Shupe non ha fatto alcun mistero di utilizzare ChatGPT nel suo lavoro di composizione letteraria, anzi lo ha rivendicato con orgoglio, spiegando che è proprio grazie a questo strumento che le è stato possibile portare a termine il romanzo: la scrittrice infatti soffre di disturbo bipolare, personalità borderline e disabilità al 100% diagnosticata dal Dipartimento per gli Affari dei Veterani, e non sarebbe stata in grado di scrivere autonomamente il libro. In ogni caso, sostiene, ha proceduto con pignoleria alla sistematica revisione di ogni frase composta dal chatbot, modificandone termini e struttura a volte in modo sostanzioso. Sulla base di questo suo lavoro ha poi sottoposto la sua opera all’ufficio del copyright, che si è trovato decisamente una bella gatta da pelare.

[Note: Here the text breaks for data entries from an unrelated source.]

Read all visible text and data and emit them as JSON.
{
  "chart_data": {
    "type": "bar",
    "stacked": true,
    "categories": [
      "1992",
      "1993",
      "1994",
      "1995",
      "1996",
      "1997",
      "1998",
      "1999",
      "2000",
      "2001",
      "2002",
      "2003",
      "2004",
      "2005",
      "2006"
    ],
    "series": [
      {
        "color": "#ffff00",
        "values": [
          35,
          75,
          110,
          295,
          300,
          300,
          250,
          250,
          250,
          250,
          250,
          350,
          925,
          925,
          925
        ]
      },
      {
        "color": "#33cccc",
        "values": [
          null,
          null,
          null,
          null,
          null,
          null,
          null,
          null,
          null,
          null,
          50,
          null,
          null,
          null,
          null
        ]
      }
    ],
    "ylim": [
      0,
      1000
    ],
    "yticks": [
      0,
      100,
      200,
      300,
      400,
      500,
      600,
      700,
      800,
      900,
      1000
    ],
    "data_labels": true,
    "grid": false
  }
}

Alla fine, l’USCO se n’è uscito con una soluzione di compromesso in grado di accontentare un po’ tutti, e soprattutto destinato a dettar legge in materia di diritto d’autore.
La soluzione escogitata dall’USCO è un unicum nella storia dell’editoria, ma è destinato senz’altro ad aprire la strada per altre soluzioni di questo tipo, forse cambiando per sempre la storia del diritto d’autore. Quello che è stato deciso è la creazione di una nuova forma di copyright, una via di mezzo che tenga conto dell’indubbio sforzo creativo dell’autrice del romanzo, che ne ha ideato trama e struttura, ma anche dell’oggettivo filtro di ChatGPT, che come sappiamo attinge a un dataset di opere e materiali che non possono essere ulteriormente sottoposte a nuovo copyright, poiché sarebbe un controsenso. Per quest’ultimo motivo l’ufficio in prima istanza respinse la richiesta di deposito dell’opera da parte di Shue, ma tornò sui suoi passi a seguito dell’appello intentato dall’avvocato Jonathan Askin, fondatore del Brooklyn Law Incubator and Policy Clinic che ha accettato di lavorare pro bono a questo caso.
L’appello, come riporta un approfondito articolo di Ars Techinca, ha insistito sulla condizione di disabilità di cui soffre Shupe e che le avrebbe impedito di scrivere alcunché, non fosse stato per ChatGPT: l’avvocato ha invitato l’USCO a considerare l’AI come una protesi per un individuo amputato, ovvero uno strumento indispensabile per esercitare una funzione primaria, in questo caso l’atto creativo. Alla fine, l’USCO ha concesso il deposito del copyright sull’opera, anche se si tratta di una forma di “copyright leggero”: Shupe è accreditata come autrice “della selezione, coordinazione e sistemazione di un testo generato da intelligenza artificiale”; in questo modo l’opera è stata protetta dal rischio di copia non autorizzata, ma non dalla rielaborazione libera della stessa: chiunque, quindi, può riproporla interamente o parzialmente, a patto di non fare un mero copia-e-incolla ma di riscriverla proponendo una rielaborazione originale. Nel frattempo, Shupe è libera di vendere il romanzo e ricavarne un profitto.